Quoi qu’il en soit, l’expression n’apparaît vraiment qu’au XVIIIe siècle selon deux acceptions. Voltaire, en 1716, l’utilise comme synonyme de plaisir et du libertinage qui y est attaché tandis que la marquise Du Deffand avoue à Horace Walpole en 1771: « Vous saurez que j’ai passé une nuit blanche, mais si blanche, que depuis deux heures après minuit que je me suis couchée, jusqu’à trois heures après midi que je vous écris, je n’ai pas exactement fermé la paupière ; c’est la plus forte insomnie que j’aye jamais eue ». Étrange horaire quand même pour cette couche-tard ! Deux dimensions donc : celle d’une veille assumée et ludique, celle d’une insomnie subie et douloureuse. Au cours du XIXe siècle, les références littéraires (de Hugo à Nerval) ou artistiques à la nuit blanche vont se multiplier. En effet et selon la première signification, la veille festive dépassera désormais les cercles restreints et aristocratiques comme ce fut le cas lors des folles nuits de Sceaux organisées par la duchesse du Maine dans les années 1715. Elle n’est plus exceptionnelle et envahit le cadre urbain dont Paris, ville lumière, ville des plaisirs, devient le symbole entre le Second Empire et la Belle Époque.

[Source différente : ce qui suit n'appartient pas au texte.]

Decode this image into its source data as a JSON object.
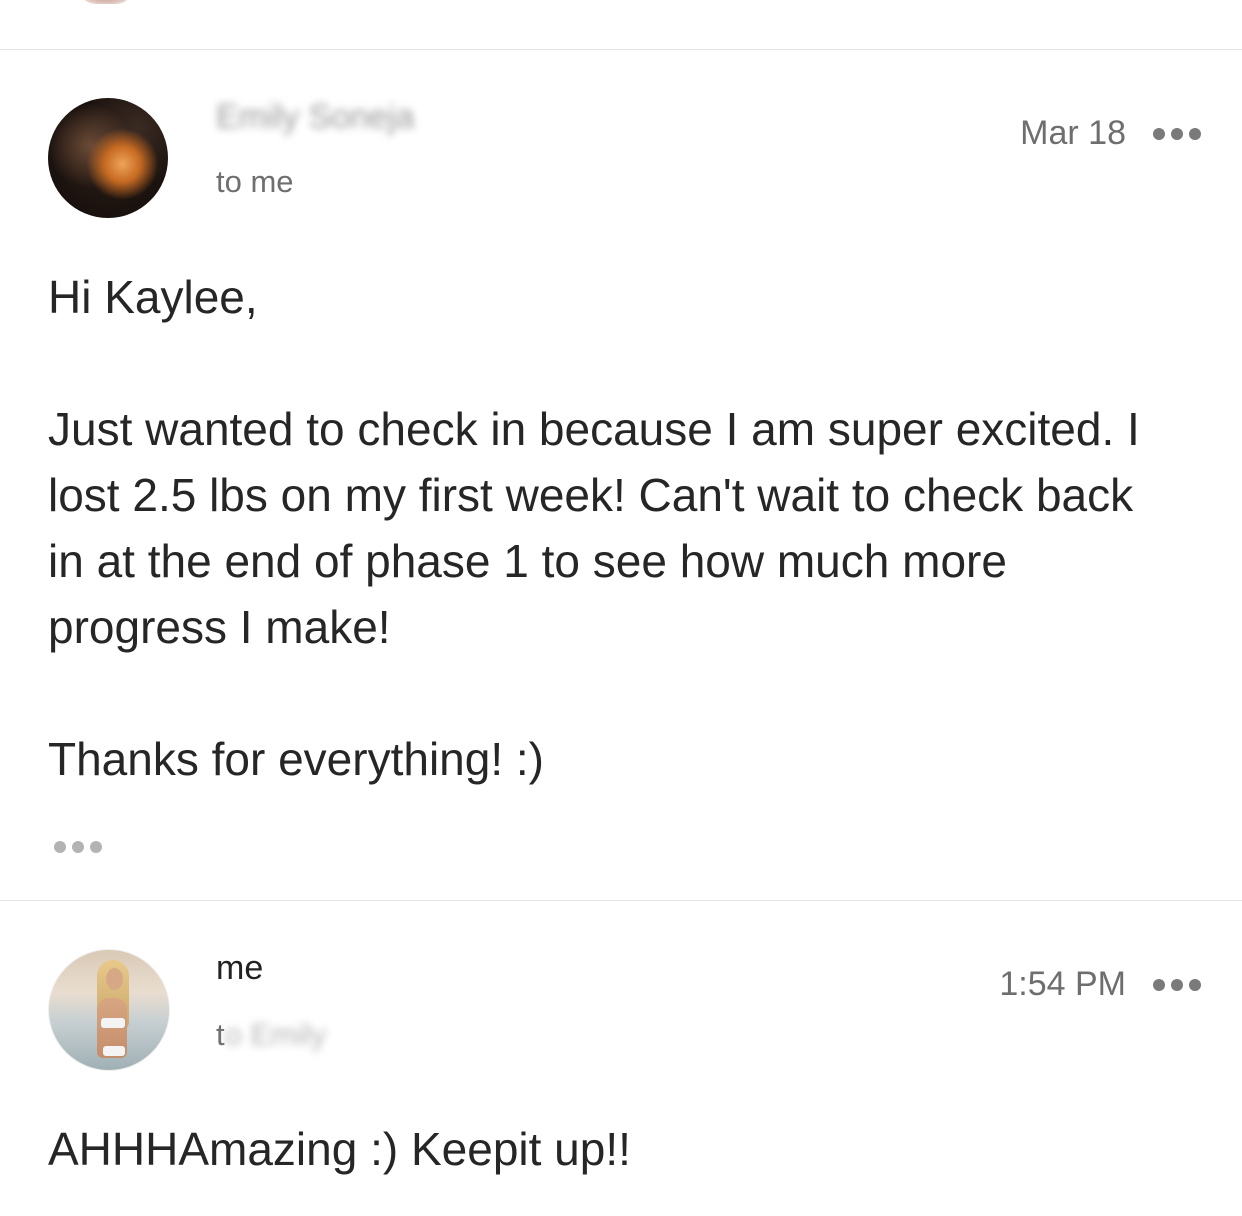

Le 3 octobre 2020 à Saint-Merry

Mais, liée au plaisir ou à l’insomnie, la nuit blanche n’a pas bonne réputation. Les gens d’Église la rendent responsable d’inverser le jour et la nuit et de bafouer ainsi les préceptes bibliques d’une séparation temporelle inscrite dans la Création. C’est d’ailleurs au nom de la même lecture littérale que longtemps, ils refuseront, à Rome en particulier, l’éclairage public. Mais elle est aussi vilipendée par le discours médical puisque l’homme a besoin de repos, évidemment nocturne, sous peine de développer des « pathologies nerveuses ». Le médecin Guillaume Buchan écrit dès la fin du XVIIIe siècle : « Une grande partie des plaisirs de la vie consiste dans l’alternative du repos et du mouvement, et quiconque ne connaît pas le dernier n’est point dans le cas de goûter les douceurs du premier ». En outre, celui qui privilégie la veille voit durant sa nuit blanche le divertissement laisser bien vite la place au tourment, le tourment aux douleurs, les douleurs à la solitude alors que le reste de la société dort ! Enfin, cet état est socialement condamnable, et cela s’adresse évidemment non aux insomniaques mais bien aux noctambules. Ces êtres oisifs que l’on oppose aux travailleurs laborieux semblent vouloir résister aux temporalités qui s’imposent au cours du XIXsiècle autour d’un rythme régulier : au jour le travail, à la soirée la sociabilité, au sommeil la nuit. Vision réductrice cependant puisque jusque dans les années 1870, le travail de nuit ne cessa de s’accroître.

En « somme », entre les frayeurs et les énervements d’une longue nuit en vaine quête de sommeil et les réjouissances tapageuses et partagées qui ne finissent qu’aux premières lueurs, la nuit blanche n’a pas toujours bonne presse. Heureusement, une fois l’an, au seuil de l’automne dans de nombreuses villes d’Europe et des Amériques, le long passage du samedi au dimanche se construit à travers des déambulations insolites, des inventions émerveillées, des lumières qui donnent aux monuments un tout autre relief, des bruits inusités qui les emplissent.

Vivement octobre 2021 !

Alain Cabantous

P.S. : Je remercie Sophie Panziera pour ses informations.